As president, Donald Trump both overhyped his border wall (here, in San Luis, Ariz.) and built a barrier to wooing Latinx voters.
Evan Vucci / AP
As president, Donald Trump both overhyped his border wall (here, in San Luis, Ariz.) and built a barrier to wooing Latinx voters.

It’s not over for President Trump, but with two weeks to go he’s clearly the underdog. And why not, since his core voting bloc — white, non-college, mostly men — is a smaller share of the electorate every four years. But buried on the second page of Trump’s mostly dismal poll numbers is a secret map to a road not taken by his Republican Party. America’s Latinx voters are a wildly diverse group, and many families who’ve been in the United States for a while have fought discrimination and entered the middle class, eager to hold onto the gains and, often, their Catholic traditions. That’s a lot like previous arrivals — Italian- and Irish-Americans, for example — who grew more receptive to a conservative message over time. Despite Trump’s bluster that often veers into racism, the president is actually running better with Hispanics than he did in 2016.

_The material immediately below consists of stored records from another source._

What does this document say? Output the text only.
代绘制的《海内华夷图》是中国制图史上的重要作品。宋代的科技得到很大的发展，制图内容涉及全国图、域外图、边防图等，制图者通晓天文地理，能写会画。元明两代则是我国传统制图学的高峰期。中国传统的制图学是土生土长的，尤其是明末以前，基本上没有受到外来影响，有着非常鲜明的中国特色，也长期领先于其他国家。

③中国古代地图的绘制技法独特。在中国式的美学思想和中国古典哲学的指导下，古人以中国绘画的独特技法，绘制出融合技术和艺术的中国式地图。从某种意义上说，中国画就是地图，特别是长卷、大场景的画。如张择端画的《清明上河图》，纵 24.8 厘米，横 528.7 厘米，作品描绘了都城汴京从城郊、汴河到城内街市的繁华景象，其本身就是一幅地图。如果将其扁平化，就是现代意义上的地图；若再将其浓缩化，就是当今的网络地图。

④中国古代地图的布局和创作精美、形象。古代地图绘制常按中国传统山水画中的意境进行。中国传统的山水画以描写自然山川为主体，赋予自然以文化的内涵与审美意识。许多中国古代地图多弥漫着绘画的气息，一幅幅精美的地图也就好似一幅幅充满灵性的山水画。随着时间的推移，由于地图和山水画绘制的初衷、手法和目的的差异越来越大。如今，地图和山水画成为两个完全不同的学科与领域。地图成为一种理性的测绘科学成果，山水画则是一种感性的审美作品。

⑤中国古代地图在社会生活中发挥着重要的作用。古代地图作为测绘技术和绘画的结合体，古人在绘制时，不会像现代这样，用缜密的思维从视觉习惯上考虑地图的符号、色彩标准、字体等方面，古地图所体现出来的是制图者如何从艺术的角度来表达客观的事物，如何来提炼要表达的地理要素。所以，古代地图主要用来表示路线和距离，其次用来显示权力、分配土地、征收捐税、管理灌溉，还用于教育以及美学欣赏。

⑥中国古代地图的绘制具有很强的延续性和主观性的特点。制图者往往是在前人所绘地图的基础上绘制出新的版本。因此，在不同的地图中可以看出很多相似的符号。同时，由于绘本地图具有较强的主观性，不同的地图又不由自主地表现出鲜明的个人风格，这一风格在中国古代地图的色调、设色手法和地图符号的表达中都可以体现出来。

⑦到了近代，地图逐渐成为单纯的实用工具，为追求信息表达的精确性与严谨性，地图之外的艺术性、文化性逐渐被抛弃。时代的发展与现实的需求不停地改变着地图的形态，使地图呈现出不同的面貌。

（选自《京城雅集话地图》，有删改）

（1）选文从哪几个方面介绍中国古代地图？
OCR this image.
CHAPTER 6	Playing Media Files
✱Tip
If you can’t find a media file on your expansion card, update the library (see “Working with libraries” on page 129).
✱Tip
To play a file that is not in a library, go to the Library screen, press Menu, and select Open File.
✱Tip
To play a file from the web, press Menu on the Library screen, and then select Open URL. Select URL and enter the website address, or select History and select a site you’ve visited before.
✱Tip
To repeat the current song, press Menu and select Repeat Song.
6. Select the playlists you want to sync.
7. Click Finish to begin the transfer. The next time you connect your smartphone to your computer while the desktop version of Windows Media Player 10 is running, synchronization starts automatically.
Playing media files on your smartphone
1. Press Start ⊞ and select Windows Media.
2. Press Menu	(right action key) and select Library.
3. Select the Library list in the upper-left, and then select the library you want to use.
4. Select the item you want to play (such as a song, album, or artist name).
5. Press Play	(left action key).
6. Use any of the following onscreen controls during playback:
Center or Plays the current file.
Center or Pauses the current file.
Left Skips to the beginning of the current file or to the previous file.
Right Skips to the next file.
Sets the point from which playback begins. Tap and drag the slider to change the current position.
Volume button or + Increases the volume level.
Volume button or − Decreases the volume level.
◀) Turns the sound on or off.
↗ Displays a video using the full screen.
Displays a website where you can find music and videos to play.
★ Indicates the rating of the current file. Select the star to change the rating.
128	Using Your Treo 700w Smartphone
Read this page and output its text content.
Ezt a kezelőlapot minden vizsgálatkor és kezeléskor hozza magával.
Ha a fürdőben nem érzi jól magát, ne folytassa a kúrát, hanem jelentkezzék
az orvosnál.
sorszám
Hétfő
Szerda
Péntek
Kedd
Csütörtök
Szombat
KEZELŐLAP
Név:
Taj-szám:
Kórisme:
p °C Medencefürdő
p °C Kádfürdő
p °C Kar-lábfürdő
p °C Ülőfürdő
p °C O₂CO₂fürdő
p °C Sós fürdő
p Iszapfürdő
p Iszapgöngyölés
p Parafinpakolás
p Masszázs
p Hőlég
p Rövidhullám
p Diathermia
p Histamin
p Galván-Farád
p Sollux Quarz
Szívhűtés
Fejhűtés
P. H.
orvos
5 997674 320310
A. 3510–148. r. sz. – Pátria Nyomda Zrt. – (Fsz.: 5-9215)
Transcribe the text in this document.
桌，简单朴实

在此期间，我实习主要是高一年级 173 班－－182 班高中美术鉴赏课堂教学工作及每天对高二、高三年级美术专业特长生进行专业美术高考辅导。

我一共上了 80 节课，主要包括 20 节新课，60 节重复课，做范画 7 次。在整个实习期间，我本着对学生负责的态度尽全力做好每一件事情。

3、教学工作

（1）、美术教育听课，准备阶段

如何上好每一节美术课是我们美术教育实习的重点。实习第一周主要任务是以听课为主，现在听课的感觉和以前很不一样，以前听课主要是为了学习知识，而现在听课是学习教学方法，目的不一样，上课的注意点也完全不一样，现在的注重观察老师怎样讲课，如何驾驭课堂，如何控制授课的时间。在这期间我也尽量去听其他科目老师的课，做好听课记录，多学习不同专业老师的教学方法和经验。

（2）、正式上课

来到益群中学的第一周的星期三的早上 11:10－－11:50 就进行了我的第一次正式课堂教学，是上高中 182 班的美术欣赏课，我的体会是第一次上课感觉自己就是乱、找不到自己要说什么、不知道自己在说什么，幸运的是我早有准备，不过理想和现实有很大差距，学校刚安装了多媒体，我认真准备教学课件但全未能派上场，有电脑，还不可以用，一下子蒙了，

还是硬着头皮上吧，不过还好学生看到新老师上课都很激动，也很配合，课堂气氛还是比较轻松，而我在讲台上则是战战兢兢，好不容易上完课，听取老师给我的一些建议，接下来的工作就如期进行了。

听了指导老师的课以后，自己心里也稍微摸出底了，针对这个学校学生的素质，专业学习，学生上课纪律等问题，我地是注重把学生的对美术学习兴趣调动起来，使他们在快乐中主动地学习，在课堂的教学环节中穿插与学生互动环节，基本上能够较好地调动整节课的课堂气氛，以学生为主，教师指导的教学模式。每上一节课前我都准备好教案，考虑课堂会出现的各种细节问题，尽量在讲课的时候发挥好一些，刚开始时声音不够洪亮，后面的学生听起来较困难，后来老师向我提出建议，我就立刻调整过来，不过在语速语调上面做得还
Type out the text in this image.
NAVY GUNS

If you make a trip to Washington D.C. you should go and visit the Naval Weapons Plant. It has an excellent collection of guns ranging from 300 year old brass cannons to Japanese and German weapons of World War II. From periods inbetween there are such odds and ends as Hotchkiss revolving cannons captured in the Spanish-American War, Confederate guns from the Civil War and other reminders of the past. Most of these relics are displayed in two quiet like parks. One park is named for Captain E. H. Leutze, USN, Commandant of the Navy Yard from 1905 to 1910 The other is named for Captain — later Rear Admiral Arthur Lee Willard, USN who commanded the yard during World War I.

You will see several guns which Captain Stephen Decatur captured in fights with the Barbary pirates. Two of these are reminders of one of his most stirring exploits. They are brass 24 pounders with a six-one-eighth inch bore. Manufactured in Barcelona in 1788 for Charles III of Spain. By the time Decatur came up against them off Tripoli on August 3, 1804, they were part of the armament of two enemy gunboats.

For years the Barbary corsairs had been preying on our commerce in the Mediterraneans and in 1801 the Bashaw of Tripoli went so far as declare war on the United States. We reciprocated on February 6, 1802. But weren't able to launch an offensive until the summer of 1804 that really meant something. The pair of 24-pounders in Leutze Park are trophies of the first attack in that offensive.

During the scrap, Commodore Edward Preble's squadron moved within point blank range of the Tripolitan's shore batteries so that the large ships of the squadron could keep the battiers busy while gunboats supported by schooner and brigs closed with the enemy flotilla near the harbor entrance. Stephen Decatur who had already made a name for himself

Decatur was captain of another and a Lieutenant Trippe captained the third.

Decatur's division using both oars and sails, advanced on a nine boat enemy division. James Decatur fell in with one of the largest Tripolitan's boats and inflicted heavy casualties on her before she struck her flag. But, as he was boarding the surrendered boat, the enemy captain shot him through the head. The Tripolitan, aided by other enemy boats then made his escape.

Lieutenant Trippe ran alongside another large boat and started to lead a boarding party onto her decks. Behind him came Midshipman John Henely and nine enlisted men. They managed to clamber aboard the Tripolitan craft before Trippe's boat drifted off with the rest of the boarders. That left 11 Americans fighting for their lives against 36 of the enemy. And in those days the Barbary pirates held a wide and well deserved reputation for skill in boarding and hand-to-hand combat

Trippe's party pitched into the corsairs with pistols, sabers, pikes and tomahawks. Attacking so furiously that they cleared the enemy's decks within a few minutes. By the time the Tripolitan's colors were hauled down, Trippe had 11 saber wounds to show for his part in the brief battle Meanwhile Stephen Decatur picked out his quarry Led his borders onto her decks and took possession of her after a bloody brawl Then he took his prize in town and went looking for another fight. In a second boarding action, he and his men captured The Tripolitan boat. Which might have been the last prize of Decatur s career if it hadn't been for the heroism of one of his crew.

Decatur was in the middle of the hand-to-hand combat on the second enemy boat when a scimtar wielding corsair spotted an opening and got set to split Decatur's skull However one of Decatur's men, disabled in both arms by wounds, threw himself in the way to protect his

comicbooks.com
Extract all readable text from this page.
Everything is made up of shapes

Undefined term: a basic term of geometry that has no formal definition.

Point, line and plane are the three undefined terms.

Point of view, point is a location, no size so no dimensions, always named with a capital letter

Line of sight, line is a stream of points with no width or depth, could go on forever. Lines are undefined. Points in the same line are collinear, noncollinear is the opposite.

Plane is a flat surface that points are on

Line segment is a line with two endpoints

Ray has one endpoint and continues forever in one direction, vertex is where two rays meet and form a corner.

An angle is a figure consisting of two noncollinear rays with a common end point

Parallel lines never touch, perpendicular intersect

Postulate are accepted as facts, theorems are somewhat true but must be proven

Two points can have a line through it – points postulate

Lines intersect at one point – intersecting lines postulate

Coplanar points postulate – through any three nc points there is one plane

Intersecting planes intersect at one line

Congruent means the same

It feels like a century ago, but the GOP’s George W. Bush captured 44 percent of the Latinx vote as he won re-election in 2004 as “a war president,” and his strategist Karl Rove and others in the party saw a possible building block for a permanent Republican majority. But while Bush and the GOP donor class supported “pathway-to-citizenship” immigration reform in 2006-07, the conservative media like Rush Limbaugh opposed it, riling up their working-class listeners with xenophobia and teeing it for Trump’s bashing of Mexicans and “build the wall” bravado. If the 45th president hadn’t converted so many young Hispanics into lifelong Democrats, he wouldn’t have been spending the final days of the campaign desperately defending Arizona, Florida, North Carolina, Georgia and other states with growing Latinx populations.